La revue Cadres est aussi un objet commun aux adhérents CFDT financé par leur cotisation, l’abonnement se faisant en ligne sur larevuecadres.fr. Elle est envoyée systématiquement aux nouveaux, comme signe d’attention à leur engagement. Il s’agit pour la CFDT Cadres de donner à lire ce qui arrive dans le quotidien professionnel : manager une équipe, prévenir les risques, identifier les temporalités, valoriser les métiers, débattre de l’activité, penser les lieux, maîtriser le numérique, autoriser des marges de manœuvre...

Tout le monde est concerné. Adhérents et sympathisants y trouvent la preuve d’un syndicalisme qui prend les sujets de front. Militants et responsables syndicaux y puisent de quoi se frotter aux modèles et aux employeurs. Et la revue dessine également les identités des salariés et agents cadres, c’est-à-dire celles et ceux qui, dans les organisations, prennent un peu plus de risques et de responsabilités pour précisément les faire fonctionner.

Près de 80 ans après sa création[1], la revue identifie au fil des numéros la complexité des enjeux professionnels, le poids de l’engagement au travail, les tensions des organisations. « Faire revue » est donc indispensable dans l’esprit d’un syndicalisme fondé sur l’expertise et l’élaboration de propositions, se démarquant du contestataire : mieux comprendre pour mieux revendiquer et obtenir des nouveaux droits, c’est ce que je souhaite au lecteur en tant que directeur de cette publication et secrétaire général de la CFDT Cadres.

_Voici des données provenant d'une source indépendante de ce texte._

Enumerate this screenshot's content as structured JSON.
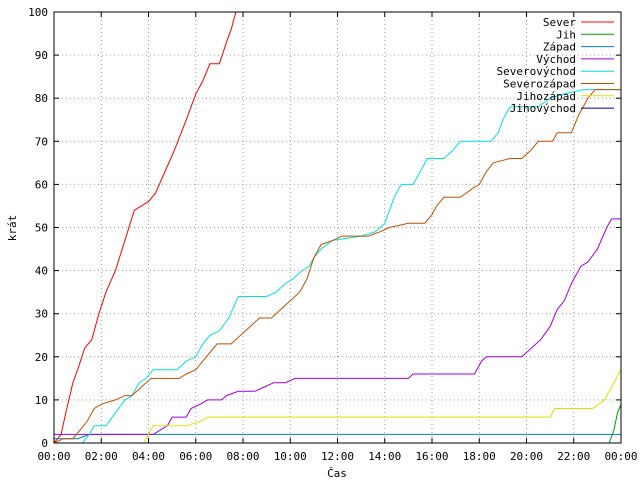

[1]-En mai 1946 paraît le premier numéro de Cadres et Profession, le journal de la Fédération française des ingénieurs et cadres de la CFTC (FFSIC) qui se donne pour but de « servir les cadres en affirmant leur doctrine sur un plan strictement professionnel ». Les rédacteurs du journal aspirent à faire de celui-ci un organe de liaison entre tous les ingénieurs et les cadres du commerce et de l’industrie, afin de les aider à évoluer dans leur carrière et à affronter les évolutions du monde du travail. Dans le même temps, il s’agit de diffuser un discours non seulement propre aux cadres de la FFSIC – fondée en novembre 1944 –, mais également élaboré par eux, pour répondre au discours porté sur eux dans la grande presse. Il s’agit donc de définir un ensemble de positions syndicales mais également d’affirmer une identité propre, alors que la CGT a créé un Cartel confédéral des cadres et que différentes organisations de cadres ont fusionné pour former la Confédération générale des cadres. Bien plus, il s’agit de revendiquer un pouvoir dans le fonctionnement de l’économie : « il faut agir en sorte que leur technique représente une valeur ou plus exactement une part dans la production » écrit Guy Bohn, secrétaire général de la Fédération, dans le premier numéro. La revue s’affirme ainsi à la fois comme un organe d’information syndicale, qui se fait l’écho des revendications fédérales, et un laboratoire de réflexion, qui dessine un syndicalisme singulier.